5 Replies Latest reply on Aug 28, 2013 4:30 PM by clebert.suconic Branched to a new discussion.

    Performance Degradation while in paging (v2.3.0)

    johnnysoccer

      Running Jboss 7.2.0.Alpha1 with HornetQ 2.3.0

       

      We are observing that when we get to ~20 page files, the overall performance of the system seems to drop off to the point where it is no longer usable.

       

      Currently, we are testing with 700 durable consumers on a single address, with all consumers actively consuming.  We produce 700,000 messages which go to each of the 700 consumers.

      When we initially hit paging things seem to continue to work fine, and still in a performant manner.  Once we hit between 20-25 page file (10mb per page file) the performance drops off dramatically to a level that is 1/50 to 1/100 the previous rate, even to the point where consumers seem to be stopped.

       

      We notice that during these situations, the CPU utilization for HornetQ is relatively high. 

      If we stop producing messages, the poor performance persists.

       

      Is there a way that we should modify our configuration to help with this scenario (allow for more heap memory overhead relative to the max size for an address?)

      Is this a known condition that is a side affect of preventing message starvation in 2.3.0?

       

      Any insight would be helpful.

       

      thanks,

      John

        • 1. Re: Performance Degradation while in paging (v2.3.0)
          clebert.suconic

          Are you sending messages transactionally?

           

          currently paging is not infinite when you use transactions. You will hold every transaction in memory. It's something we will change on the next version.

           

          The reason for that is that paging was not meant to be used forever.. .more as a temporary alternative for when you have a temporary dead consumer in place. Not to hold messages forever lke in a database.

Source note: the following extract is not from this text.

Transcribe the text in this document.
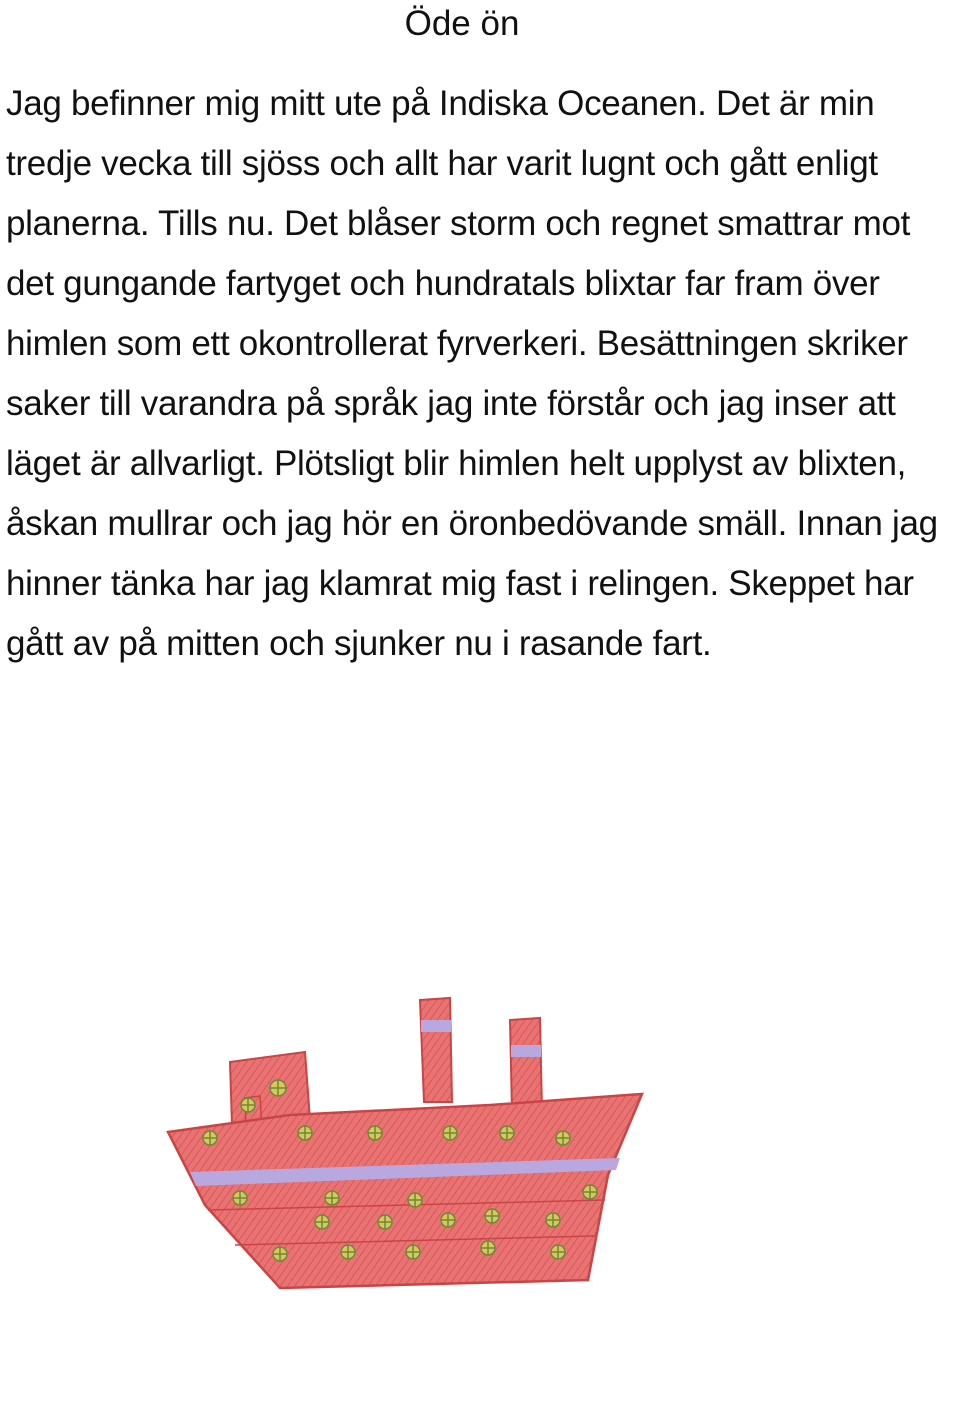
Öde ön

Jag befinner mig mitt ute på Indiska Oceanen. Det är min tredje vecka till sjöss och allt har varit lugnt och gått enligt planerna. Tills nu. Det blåser storm och regnet smattrar mot det gungande fartyget och hundratals blixtar far fram över himlen som ett okontrollerat fyrverkeri. Besättningen skriker saker till varandra på språk jag inte förstår och jag inser att läget är allvarligt. Plötsligt blir himlen helt upplyst av blixten, åskan mullrar och jag hör en öronbedövande smäll. Innan jag hinner tänka har jag klamrat mig fast i relingen. Skeppet har gått av på mitten och sjunker nu i rasande fart.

          • 2. Re: Performance Degradation while in paging (v2.3.0)
            johnnysoccer

            We are not using transactions to publish, and are not using XA transactions when we subscribe. 

            We typically grab up to 20 messages per subscriber when subscribing,  prior to doing a commit on the session.

             

            We are not using paging as a permanent storage, but exactly how you describe, or as an overflow when there is a very large surge in published messages, which we expect to catch up over time after the surge.

             

            We have noticed that there seems to be a particularly high utilization of the "Par Survivor Space" when things slow down.  I've tried adjusting the the -XX:SurvivorRatio setting in the JVM, and that seems to help over a period of time, but still eventually that space gets filled.  I guess my question then comes back to memory/configuration settings that you know of when dealing with a larger number of page files.  Like I mentioned, this behavior is new as of 3.2.0

             

            Do you know if using -XX:+AlwaysTenure would be a better approach, and avoid the survivor space altogether?

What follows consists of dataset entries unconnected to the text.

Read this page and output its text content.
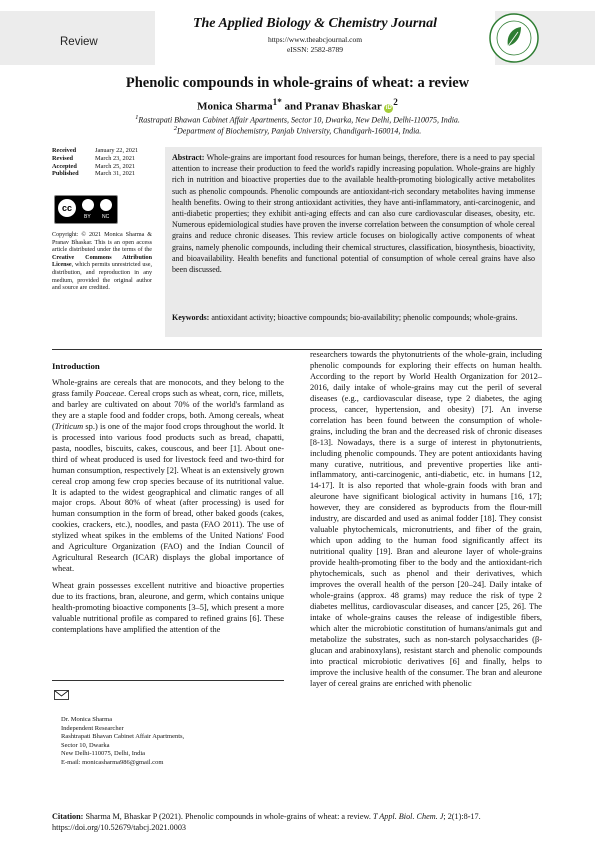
Review
The Applied Biology & Chemistry Journal
https://www.theabcjournal.com
eISSN: 2582-8789
Phenolic compounds in whole-grains of wheat: a review
Monica Sharma$^{1*}$ and Pranav Bhaskar $iD^2$
$^1$Rastrapati Bhawan Cabinet Affair Apartments, Sector 10, Dwarka, New Delhi, Delhi-110075, India.
$^2$Department of Biochemistry, Panjab University, Chandigarh-160014, India.
Received	January 22, 2021
Revised	March 23, 2021
Accepted	March 25, 2021
Published	March 31, 2021
cc
BY NC
Copyright: © 2021 Monica Sharma & Pranav Bhaskar. This is an open access article distributed under the terms of the Creative Commons Attribution License, which permits unrestricted use, distribution, and reproduction in any medium, provided the original author and source are credited.
Abstract: Whole-grains are important food resources for human beings, therefore, there is a need to pay special attention to increase their production to feed the world's rapidly increasing population. Whole-grains are highly rich in nutrition and bioactive properties due to the available health-promoting biologically active metabolites such as phenolic compounds. Phenolic compounds are antioxidant-rich secondary metabolites having immense health benefits. Owing to their strong antioxidant activities, they have anti-inflammatory, anti-carcinogenic, and anti-diabetic properties; they exhibit anti-aging effects and can also cure cardiovascular diseases, obesity, etc. Numerous epidemiological studies have proven the inverse correlation between the consumption of whole cereal grains and reduce chronic diseases. This review article focuses on biologically active components of wheat grains, namely phenolic compounds, including their chemical structures, classification, biosynthesis, bioactivity, and bioavailability. Health benefits and functional potential of consumption of whole cereal grains have also been discussed.
Keywords: antioxidant activity; bioactive compounds; bio-availability; phenolic compounds; whole-grains.
Introduction

Whole-grains are cereals that are monocots, and they belong to the grass family Poaceae. Cereal crops such as wheat, corn, rice, millets, and barley are cultivated on about 70% of the world's farmland as they are a staple food and fodder crops, both. Among cereals, wheat (Triticum sp.) is one of the major food crops throughout the world. It is processed into various food products such as bread, chapatti, pasta, noodles, biscuits, cakes, couscous, and beer [1]. About one-third of wheat produced is used for livestock feed and two-third for human consumption, respectively [2]. Wheat is an extensively grown cereal crop among few crop species because of its nutritional value. It is adapted to the widest geographical and climatic ranges of all major crops. About 80% of wheat (after processing) is used for human consumption in the form of bread, other baked goods (cakes, cookies, crackers, etc.), noodles, and pasta (FAO 2011). The use of stylized wheat spikes in the emblems of the United Nations' Food and Agriculture Organization (FAO) and the Indian Council of Agricultural Research (ICAR) displays the global importance of wheat.

Wheat grain possesses excellent nutritive and bioactive properties due to its fractions, bran, aleurone, and germ, which contains unique health-promoting bioactive components [3–5], which present a more valuable nutritional profile as compared to refined grains [6]. These contemplations have amplified the attention of the

Dr. Monica Sharma
Independent Researcher
Rashtrapati Bhavan Cabinet Affair Apartments,
Sector 10, Dwarka
New Delhi-110075, Delhi, India
E-mail: monicasharma986@gmail.com

researchers towards the phytonutrients of the whole-grain, including phenolic compounds for exploring their effects on human health. According to the report by World Health Organization for 2012–2016, daily intake of whole-grains may cut the peril of several diseases (e.g., cardiovascular disease, type 2 diabetes, the aging process, cancer, hypertension, and obesity) [7]. An inverse correlation has been found between the consumption of whole-grains, including the bran and the decreased risk of chronic diseases [8-13]. Nowadays, there is a surge of interest in phytonutrients, including phenolic compounds. They are potent antioxidants having many curative, nutritious, and preventive properties like anti-inflammatory, anti-carcinogenic, anti-diabetic, etc. in humans [12, 14-17]. It is also reported that whole-grain foods with bran and aleurone have significant biological activity in humans [16, 17]; however, they are considered as byproducts from the flour-mill industry, are discarded and used as animal fodder [18]. They consist valuable phytochemicals, micronutrients, and fiber of the grain, which upon adding to the human food significantly affect its nutritional quality [19]. Bran and aleurone layer of whole-grains provide health-promoting fiber to the body and the antioxidant-rich phytochemicals, such as phenol and their derivatives, which improves the overall health of the person [20–24]. Daily intake of whole-grains (approx. 48 grams) may reduce the risk of type 2 diabetes mellitus, cardiovascular diseases, and cancer [25, 26]. The intake of whole-grains causes the release of indigestible fibers, which alter the microbiotic constitution of humans/animals gut and metabolize the substrates, such as non-starch polysaccharides (β-glucan and arabinoxylans), resistant starch and phenolic compounds into practical microbiotic derivatives [6] and finally, helps to improve the inclusive health of the consumer. The bran and aleurone layer of cereal grains are enriched with phenolic

Citation: Sharma M, Bhaskar P (2021). Phenolic compounds in whole-grains of wheat: a review. T Appl. Biol. Chem. J; 2(1):8-17. https://doi.org/10.52679/tabcj.2021.0003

            • 3. Re: Performance Degradation while in paging (v2.3.0)
              johnnysoccer

              Just some more strange behavior related to our testing.

              After changing some memory parameters  (-XX:NewSize=512m -XX:SurvivorRatio=2) we managed to get all the messages to consume. or at least all the consumer clients believe they have consumed all the messages.

               

              When I look at the message count through JMX, all queues have a count of some kind ranging from -5361 to 9368 (none of the 699 queues have a count of 0) and I also still show 11 page files.

              If I attempt to execute removeMessages(null) via JMX I get a return value of 0

               

              If I publish more messages to the queues, the consumers will consume the new set of messages, but the messed up messages counts stay the same.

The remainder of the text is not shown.